Maruti Suzuki chief general manager (marketing) Shashank Srivastava told FE that with the domestic car market getting more competitive, the market leader would strengthen its brand and roll out more cars to maintain its dominance in the market. Our focus now is to further enhance the brand Maruti and offer products across segments, he said.
He said that as per the company estimates the car market is set to double in the next five years. The car market is going to double and also we feel that in five years another 46 new car models will be launched. In such a scenario, there would be pressure on Maruti but we would constantly strive to increase capacity and offer more to the customers, he said.

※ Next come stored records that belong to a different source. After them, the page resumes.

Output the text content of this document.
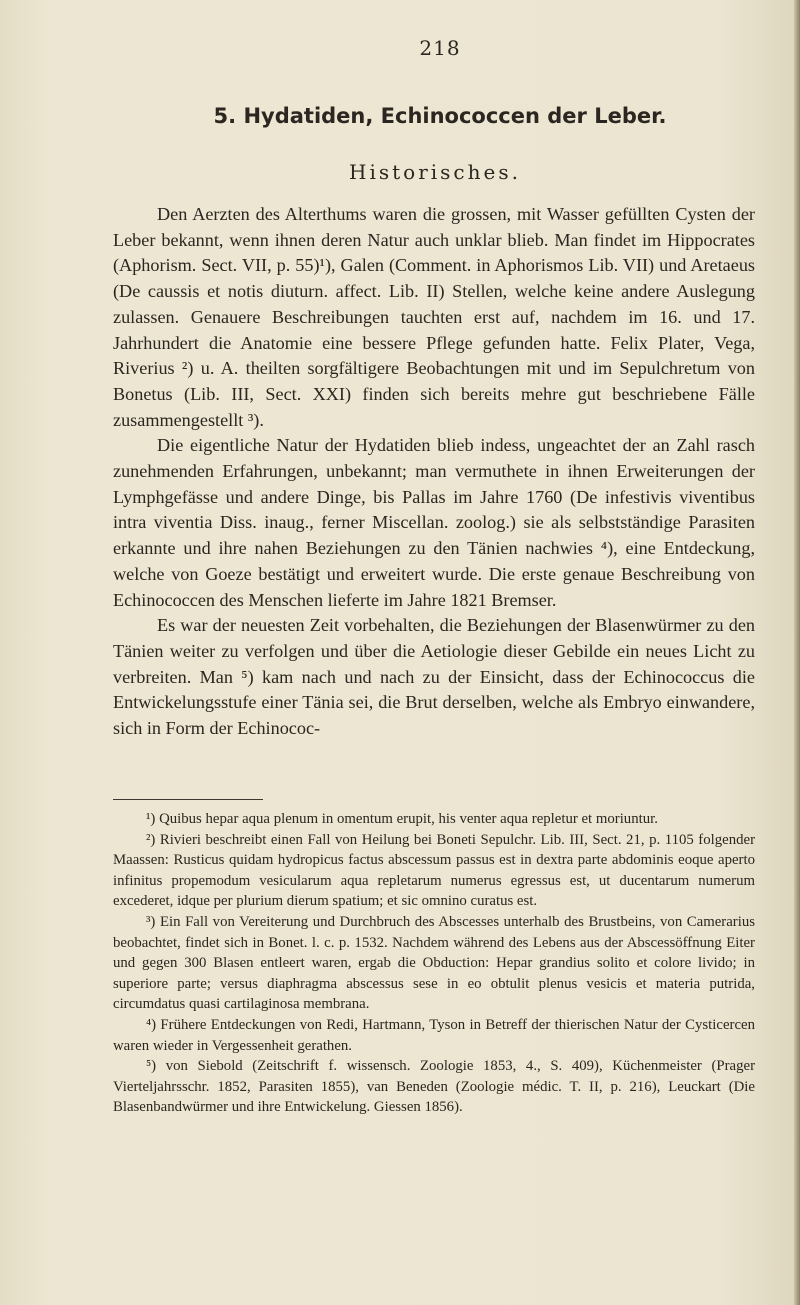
218
5. Hydatiden, Echinococcen der Leber.
Historisches.

Den Aerzten des Alterthums waren die grossen, mit Wasser gefüllten Cysten der Leber bekannt, wenn ihnen deren Natur auch unklar blieb. Man findet im Hippocrates (Aphorism. Sect. VII, p. 55)¹), Galen (Comment. in Aphorismos Lib. VII) und Aretaeus (De caussis et notis diuturn. affect. Lib. II) Stellen, welche keine andere Auslegung zulassen. Genauere Beschreibungen tauchten erst auf, nachdem im 16. und 17. Jahrhundert die Anatomie eine bessere Pflege gefunden hatte. Felix Plater, Vega, Riverius ²) u. A. theilten sorgfältigere Beobachtungen mit und im Sepulchretum von Bonetus (Lib. III, Sect. XXI) finden sich bereits mehre gut beschriebene Fälle zusammengestellt ³).

Die eigentliche Natur der Hydatiden blieb indess, ungeachtet der an Zahl rasch zunehmenden Erfahrungen, unbekannt; man vermuthete in ihnen Erweiterungen der Lymphgefässe und andere Dinge, bis Pallas im Jahre 1760 (De infestivis viventibus intra viventia Diss. inaug., ferner Miscellan. zoolog.) sie als selbstständige Parasiten erkannte und ihre nahen Beziehungen zu den Tänien nachwies ⁴), eine Entdeckung, welche von Goeze bestätigt und erweitert wurde. Die erste genaue Beschreibung von Echinococcen des Menschen lieferte im Jahre 1821 Bremser.

Es war der neuesten Zeit vorbehalten, die Beziehungen der Blasenwürmer zu den Tänien weiter zu verfolgen und über die Aetiologie dieser Gebilde ein neues Licht zu verbreiten. Man ⁵) kam nach und nach zu der Einsicht, dass der Echinococcus die Entwickelungsstufe einer Tänia sei, die Brut derselben, welche als Embryo einwandere, sich in Form der Echinococ-

¹) Quibus hepar aqua plenum in omentum erupit, his venter aqua repletur et moriuntur.

²) Rivieri beschreibt einen Fall von Heilung bei Boneti Sepulchr. Lib. III, Sect. 21, p. 1105 folgender Maassen: Rusticus quidam hydropicus factus abscessum passus est in dextra parte abdominis eoque aperto infinitus propemodum vesicularum aqua repletarum numerus egressus est, ut ducentarum numerum excederet, idque per plurium dierum spatium; et sic omnino curatus est.

³) Ein Fall von Vereiterung und Durchbruch des Abscesses unterhalb des Brustbeins, von Camerarius beobachtet, findet sich in Bonet. l. c. p. 1532. Nachdem während des Lebens aus der Abscessöffnung Eiter und gegen 300 Blasen entleert waren, ergab die Obduction: Hepar grandius solito et colore livido; in superiore parte; versus diaphragma abscessus sese in eo obtulit plenus vesicis et materia putrida, circumdatus quasi cartilaginosa membrana.

⁴) Frühere Entdeckungen von Redi, Hartmann, Tyson in Betreff der thierischen Natur der Cysticercen waren wieder in Vergessenheit gerathen.

⁵) von Siebold (Zeitschrift f. wissensch. Zoologie 1853, 4., S. 409), Küchenmeister (Prager Vierteljahrsschr. 1852, Parasiten 1855), van Beneden (Zoologie médic. T. II, p. 216), Leuckart (Die Blasenbandwürmer und ihre Entwickelung. Giessen 1856).
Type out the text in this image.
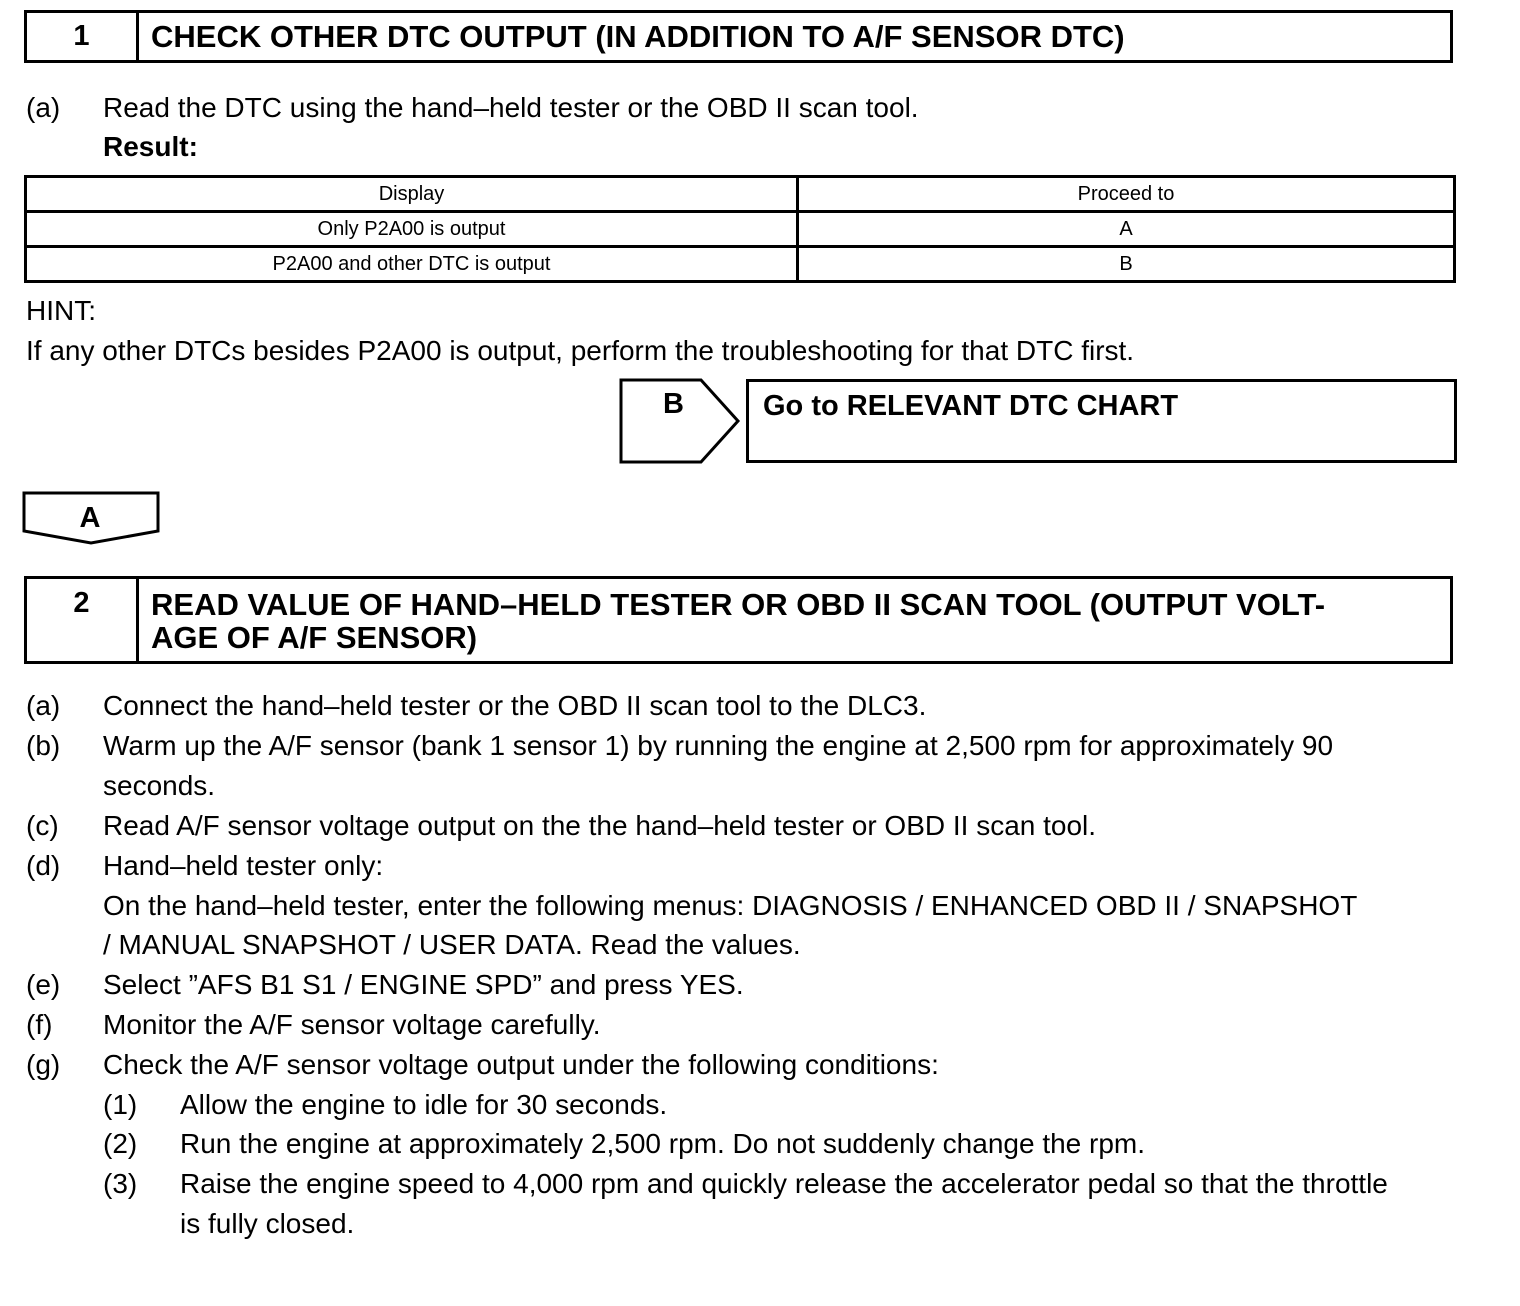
1	CHECK OTHER DTC OUTPUT (IN ADDITION TO A/F SENSOR DTC)
(a) Read the DTC using the hand–held tester or the OBD II scan tool.
Result:
Display	Proceed to
Only P2A00 is output	A
P2A00 and other DTC is output	B
HINT:
If any other DTCs besides P2A00 is output, perform the troubleshooting for that DTC first.
B	Go to RELEVANT DTC CHART
A
2	READ VALUE OF HAND–HELD TESTER OR OBD II SCAN TOOL (OUTPUT VOLT-
AGE OF A/F SENSOR)
(a) Connect the hand–held tester or the OBD II scan tool to the DLC3.
(b) Warm up the A/F sensor (bank 1 sensor 1) by running the engine at 2,500 rpm for approximately 90
seconds.
(c) Read A/F sensor voltage output on the the hand–held tester or OBD II scan tool.
(d) Hand–held tester only:
On the hand–held tester, enter the following menus: DIAGNOSIS / ENHANCED OBD II / SNAPSHOT
/ MANUAL SNAPSHOT / USER DATA. Read the values.
(e) Select ”AFS B1 S1 / ENGINE SPD” and press YES.
(f) Monitor the A/F sensor voltage carefully.
(g) Check the A/F sensor voltage output under the following conditions:
(1) Allow the engine to idle for 30 seconds.
(2) Run the engine at approximately 2,500 rpm. Do not suddenly change the rpm.
(3) Raise the engine speed to 4,000 rpm and quickly release the accelerator pedal so that the throttle
is fully closed.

Srivastava said the company would launch more products this year than it did in 2009-10 which would require more investments from Maruti. Last month the company launched the refurbished version of its highest selling car the Alto. Powered by a K-series engine the company expects to sell 30,000 Altos per month. Earlier this year the company rolled out a new WagonR which is built on a completely new platform.
Dismissing reports of Maruti losing its market share, Srivastava said in the last eight to nine years the company's share has remained intact, a feat that few carmakers have managed to achieve globally. Globally, there has been no carmaker that has maintained 50%-plus market share for so long. Also, if you see, our market share has not really dipped, he said. He explained that in the A and B segment Maruti's share has remained 50% plus. In the last one-year India has seen several new car launches from global bigwigs like Ford, General Motors, Nissan and Volkswagen. Though analysts say that it could take years for any car company to reach Maruti's network and production scale, the market leader could gradually see an erosion in its market share in the years to come.